Department of Computational Medicine and Bioinformatics, University of Michigan, Ann Arbor, Michigan, United States of America.
PLoS One. 2012;7(6):e38913. doi: 10.1371/journal.pone.0038913. Epub 2012 Jun 13.
"Protein quaternary structure universe" refers to the ensemble of all protein-protein complexes across all organisms in nature. The number of quaternary folds thus corresponds to the number of ways proteins physically interact with other proteins. This study focuses on answering two basic questions: Whether the number of protein-protein interactions is limited and, if yes, how many different quaternary folds exist in nature. By all-to-all sequence and structure comparisons, we grouped the protein complexes in the protein data bank (PDB) into 3,629 families and 1,761 folds. A statistical model was introduced to obtain the quantitative relation between the numbers of quaternary families and quaternary folds in nature. The total number of possible protein-protein interactions was estimated around 4,000, which indicates that the current protein repository contains only 42% of quaternary folds in nature and a full coverage needs approximately a quarter century of experimental effort. The results have important implications to the protein complex structural modeling and the structure genomics of protein-protein interactions.

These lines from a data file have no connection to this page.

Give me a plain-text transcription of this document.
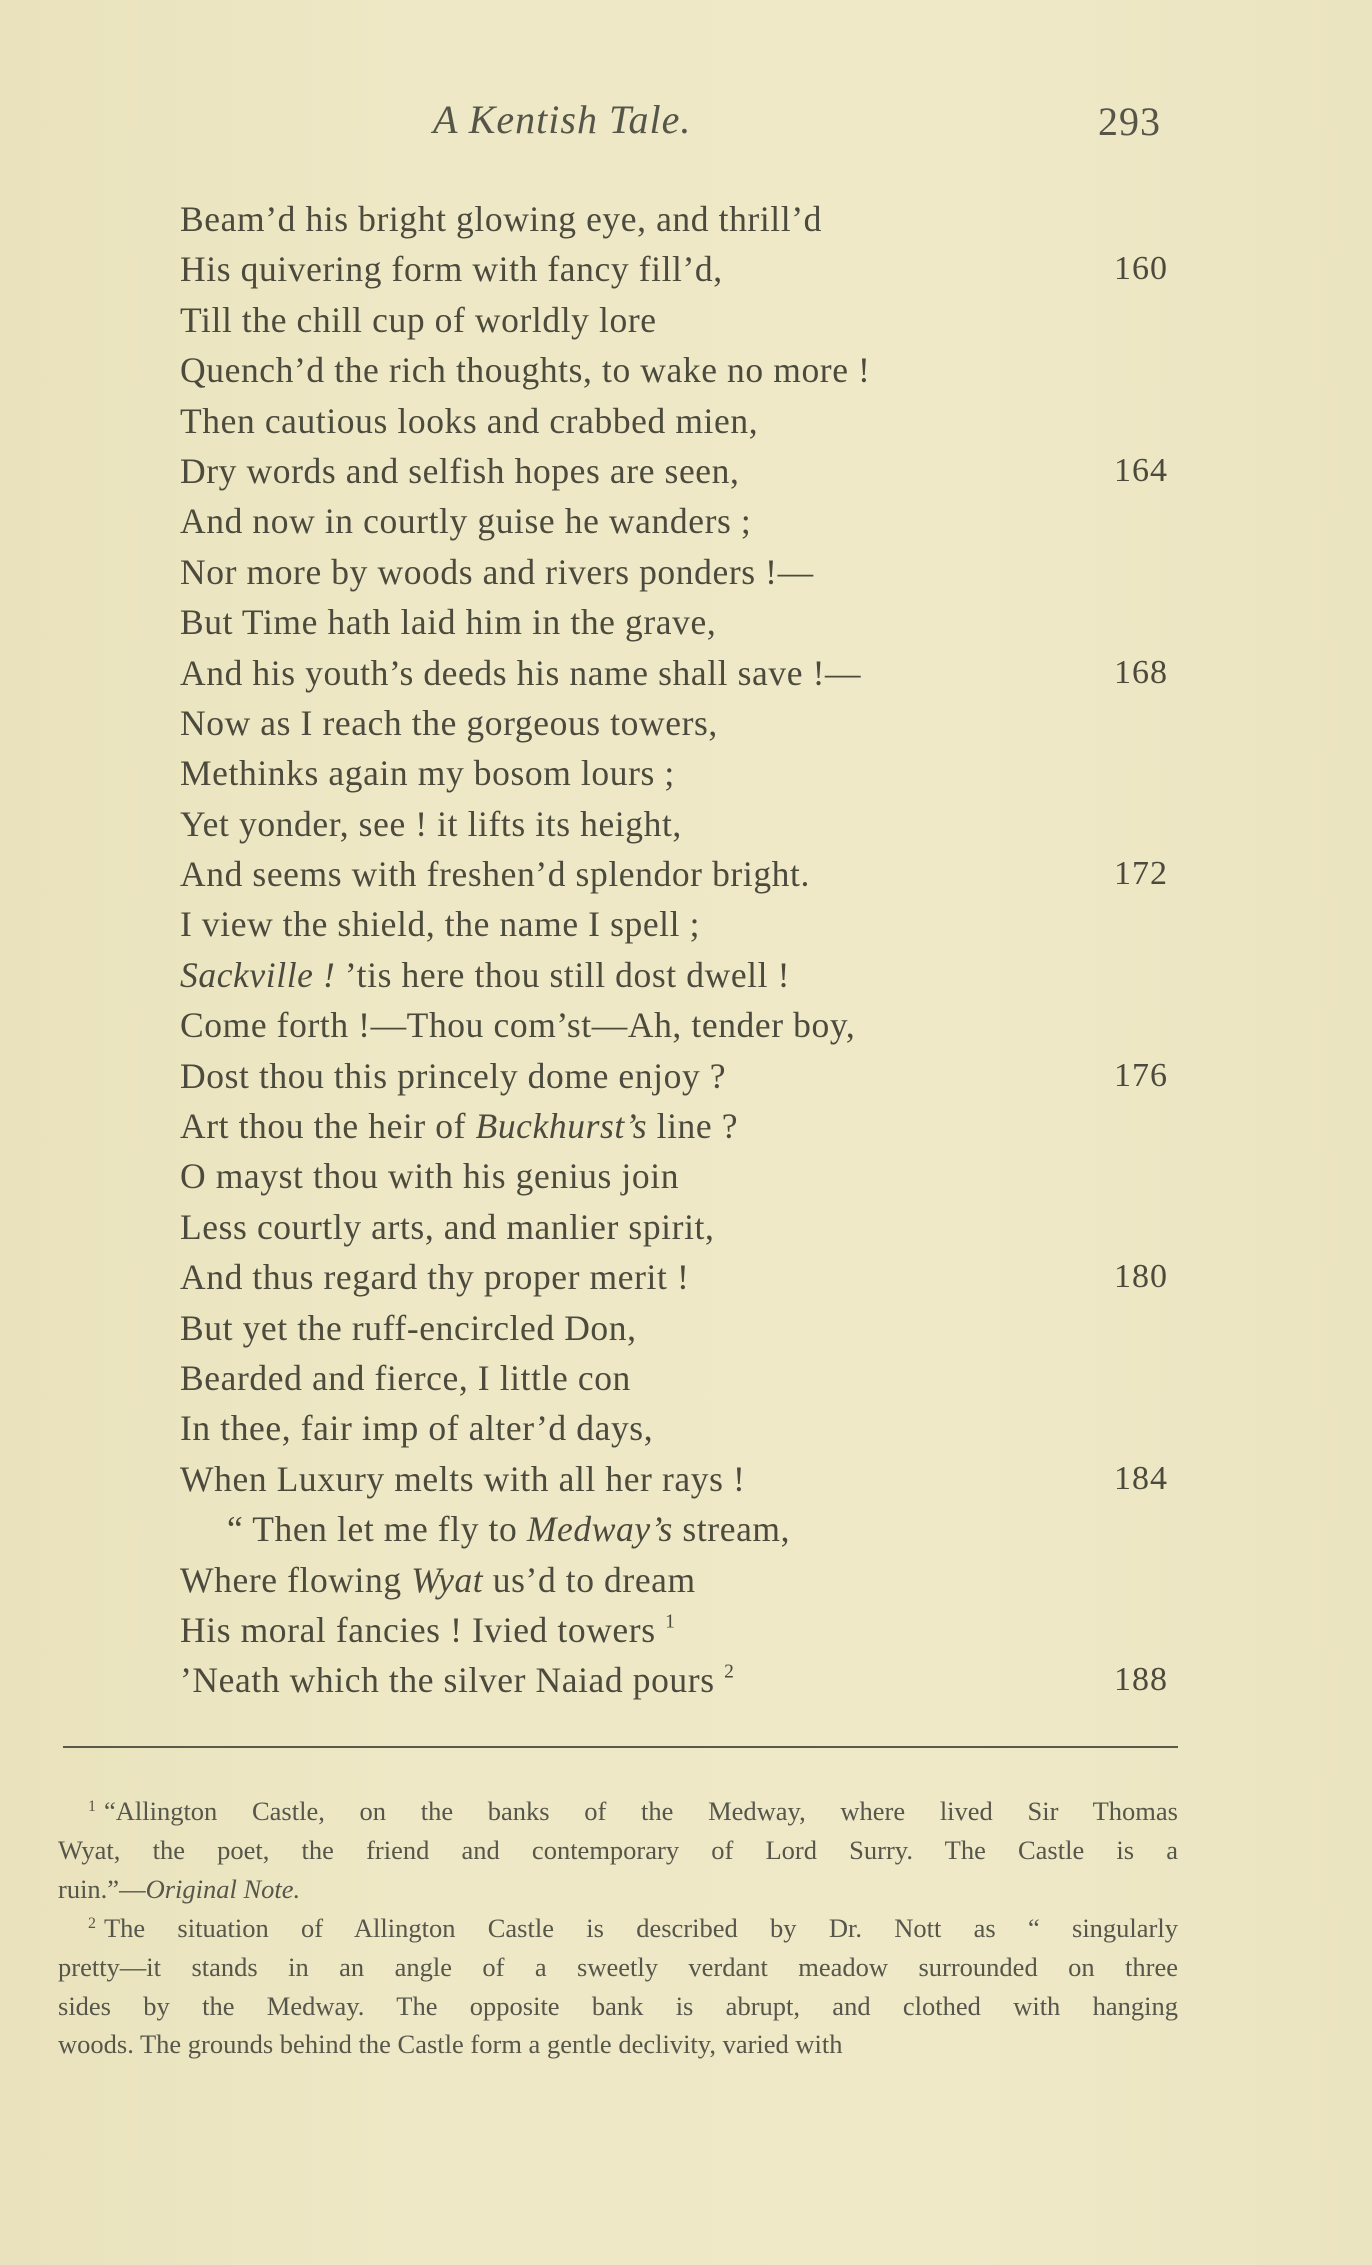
A Kentish Tale.	293
Beam’d his bright glowing eye, and thrill’d
His quivering form with fancy fill’d,	160
Till the chill cup of worldly lore
Quench’d the rich thoughts, to wake no more !
Then cautious looks and crabbed mien,
Dry words and selfish hopes are seen,	164
And now in courtly guise he wanders ;
Nor more by woods and rivers ponders !—
But Time hath laid him in the grave,
And his youth’s deeds his name shall save !—	168
Now as I reach the gorgeous towers,
Methinks again my bosom lours ;
Yet yonder, see ! it lifts its height,
And seems with freshen’d splendor bright.	172
I view the shield, the name I spell ;
Sackville ! ’tis here thou still dost dwell !
Come forth !—Thou com’st—Ah, tender boy,
Dost thou this princely dome enjoy ?	176
Art thou the heir of Buckhurst’s line ?
O mayst thou with his genius join
Less courtly arts, and manlier spirit,
And thus regard thy proper merit !	180
But yet the ruff-encircled Don,
Bearded and fierce, I little con
In thee, fair imp of alter’d days,
When Luxury melts with all her rays !	184
“ Then let me fly to Medway’s stream,
Where flowing Wyat us’d to dream
His moral fancies ! Ivied towers $^1$
’Neath which the silver Naiad pours $^2$	188
$^1$ “Allington Castle, on the banks of the Medway, where lived Sir Thomas
Wyat, the poet, the friend and contemporary of Lord Surry. The Castle is a
ruin.”—Original Note.
$^2$ The situation of Allington Castle is described by Dr. Nott as “ singularly
pretty—it stands in an angle of a sweetly verdant meadow surrounded on three
sides by the Medway. The opposite bank is abrupt, and clothed with hanging
woods. The grounds behind the Castle form a gentle declivity, varied with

“蛋白质四级结构宇宙”是指自然界中所有生物体的所有蛋白质-蛋白质复合物的集合。因此,四级折叠的数量对应于蛋白质与其他蛋白质物理相互作用的方式数量。本研究集中回答两个基本问题:蛋白质-蛋白质相互作用的数量是否有限,如果是,自然界中存在多少种不同的四级折叠。通过全对全序列和结构比较,我们将蛋白质数据库(PDB)中的蛋白质复合物分为 3629 个家族和 1761 个折叠。引入了一个统计模型来获得自然界中四级家族和四级折叠数量之间的定量关系。估计可能的蛋白质-蛋白质相互作用的总数约为 4000,这表明当前的蛋白质库仅包含自然界中四级折叠的 42%,完全覆盖需要大约四分之一世纪的实验工作。这些结果对蛋白质复合物结构建模和蛋白质-蛋白质相互作用的结构基因组学具有重要意义。